The Land Use Act prohibits alienation of statutory right of occupancy without the consent of the Governor. It makes it mandatory for the holder of a statutory right of occupancy to seek and obtain the consent of the Governor of the State where the land is situated before alienation or sale of interest in land, otherwise the transaction shall be void. Where the property however is subject to a customary right of occupancy, the consent required is that of the local government where the land is situated.

The purchaser should always endeavor to make sure the vendor signs the application letter for consent, this is because it is the duty of a holder of the right of occupancy to seek consent of the Governor to alienate.

Below are the essential documents needed to obtain a Governor’s Consent in Lagos State and by implications to perfect a title to land:

  • A duly completed application made on Land Form 1C which must be dated and signed by the parties to the transaction and sworn to before a Magistrate or Notary Public.
  • A cover letter from the Solicitor/Applicant filing the application for Governor’s consent.
  • A certified original copy of the Title document of the property.
  • The charting fee, endorsement fee and Form 1C made payable to the Lagos State Government.
  • Four copies of the Deed of Assignment with survey plans attached in each copy.
  • Photograph of the property.
  • A current tax clearance certificate of the parties involved in the property transaction.

All these documents are to be forwarded to the office of the Surveyor General for charting. If there are no defects in the survey plan, a clean report is sent to the Lands Bureau and a demand notice is issued to the applicant for the following fees, which are percentages of the assessed value of the property. The following fees are paid via bank draft in the name of Lagos State Government and for which receipts will be issued to the applicant in furtherance of the process below:

  • Consent fees of 1.5%
  • Capital Gains Tax of 0.5%
  • Stamp Duty of 0.5%
  • Registration fees of 0.5%

Currently, the entire process of getting approval and perfecting a title in Lagos State takes at least three months to conclude if all assessment and required fees are paid as quickly as possible and there are no queries or defects in the file/documents of the applicant. However, the State Government has a set target period of 30days.

Listed below are the steps an applicant will need to take in perfecting a land title in Lagos State:

1.   Application & accompanying documents are to be received at the Land Bureau from the Applicant.

2.  Application is uniquely referenced for identification purpose at the Lands Bureau.

3.  Investigation of the status of the land through charting will be done at the office of the Surveyor General.

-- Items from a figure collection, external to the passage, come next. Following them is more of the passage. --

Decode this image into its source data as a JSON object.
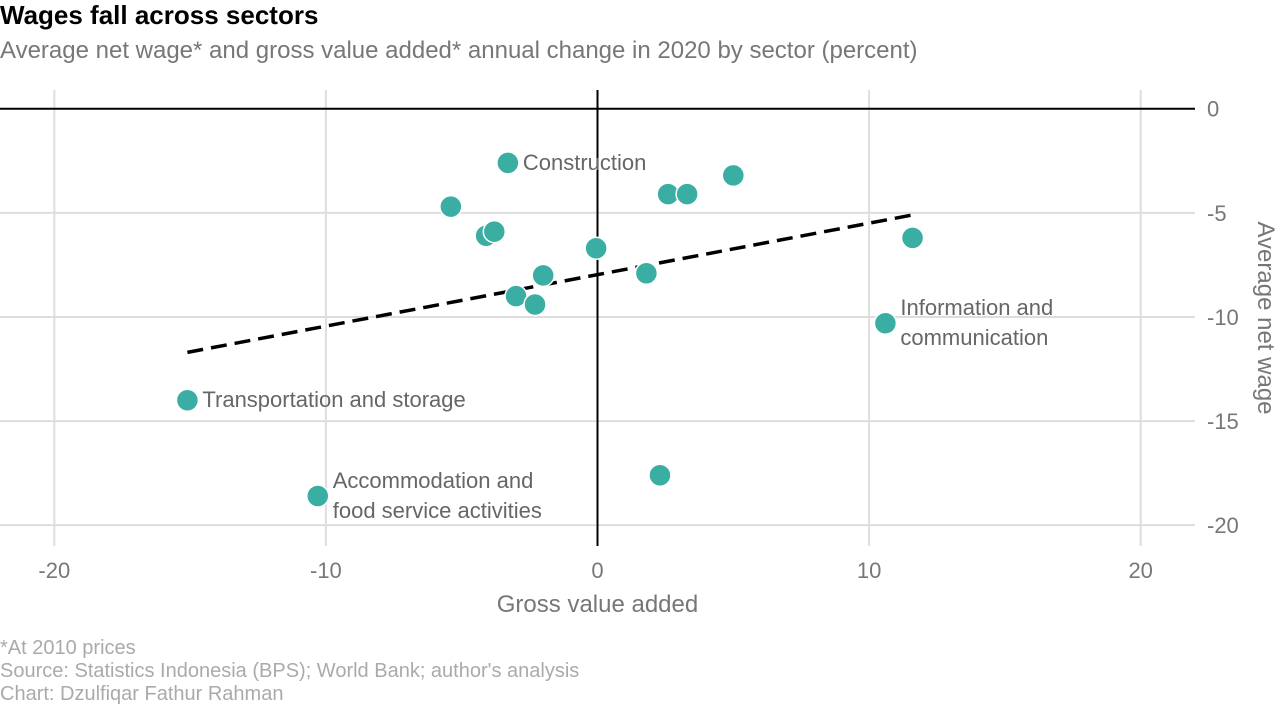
{
  "title": "Wages fall across sectors",
  "subtitle": "Average net wage* and gross value added* annual change in 2020 by sector (percent)",
  "footnotes": [
    "*At 2010 prices",
    "Source: Statistics Indonesia (BPS); World Bank; author's analysis",
    "Chart: Dzulfiqar Fathur Rahman"
  ],
  "colors": {
    "point": "#3aaea3",
    "grid": "#dddddd",
    "axis_text": "#777777",
    "trend": "#000000"
  },
  "chart_data": {
    "type": "scatter",
    "title": "Wages fall across sectors",
    "subtitle": "Average net wage* and gross value added* annual change in 2020 by sector (percent)",
    "xlabel": "Gross value added",
    "ylabel": "Average net wage",
    "xlim": [
      -22,
      22
    ],
    "ylim": [
      -21,
      0.9
    ],
    "xticks": [
      -20,
      -10,
      0,
      10,
      20
    ],
    "yticks": [
      0,
      -5,
      -10,
      -15,
      -20
    ],
    "y_axis_side": "right",
    "grid": true,
    "points": [
      {
        "x": -3.3,
        "y": -2.6,
        "label": "Construction"
      },
      {
        "x": -5.4,
        "y": -4.7
      },
      {
        "x": -4.1,
        "y": -6.1
      },
      {
        "x": -3.8,
        "y": -5.9
      },
      {
        "x": -2.0,
        "y": -8.0
      },
      {
        "x": -3.0,
        "y": -9.0
      },
      {
        "x": -2.3,
        "y": -9.4
      },
      {
        "x": -0.05,
        "y": -6.7
      },
      {
        "x": 1.8,
        "y": -7.9
      },
      {
        "x": 2.6,
        "y": -4.1
      },
      {
        "x": 3.3,
        "y": -4.1
      },
      {
        "x": 5.0,
        "y": -3.2
      },
      {
        "x": 11.6,
        "y": -6.2
      },
      {
        "x": 10.6,
        "y": -10.3,
        "label": "Information and\ncommunication"
      },
      {
        "x": -15.1,
        "y": -14.0,
        "label": "Transportation and storage"
      },
      {
        "x": -10.3,
        "y": -18.6,
        "label": "Accommodation and\nfood service activities"
      },
      {
        "x": 2.3,
        "y": -17.6
      }
    ],
    "trendline": {
      "x": [
        -15.1,
        11.6
      ],
      "y": [
        -11.7,
        -5.1
      ]
    }
  }
}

4.  Assessment of Property to determine applicable fees by officials of the Lands Bureau.

5.   Issuance of Demand Notices at the Accounts Office at the Lands Bureau.

6.  Applicant pays and forwards treasury receipts of payment of fees to the Accounts Department.

7.  Approval & endorsement of documents by the Governor or Commissioner.

8.   Stamping of documents at the Lands Bureau.

9.    Registration of documents at the Lands Registry.

10.    Collection of all registered documents by the applicant at the Lands Bureau.

Registration or perfection of title is done in order to avoid fraud and problems arising from the suppression or omission of instruments when title is deduced, in case of subsequent transactions it would show a registered interest in the said property. 

While registration does not cure any defects to title to property, it is important to register such documents as they are documents affecting land in which one party confers, transfers, limits, charges or extinguishes in favour of another party a right or title to or interest in land.

Documents transferring title to land are registerable instruments and failure to so register them would render them inadmissible in court.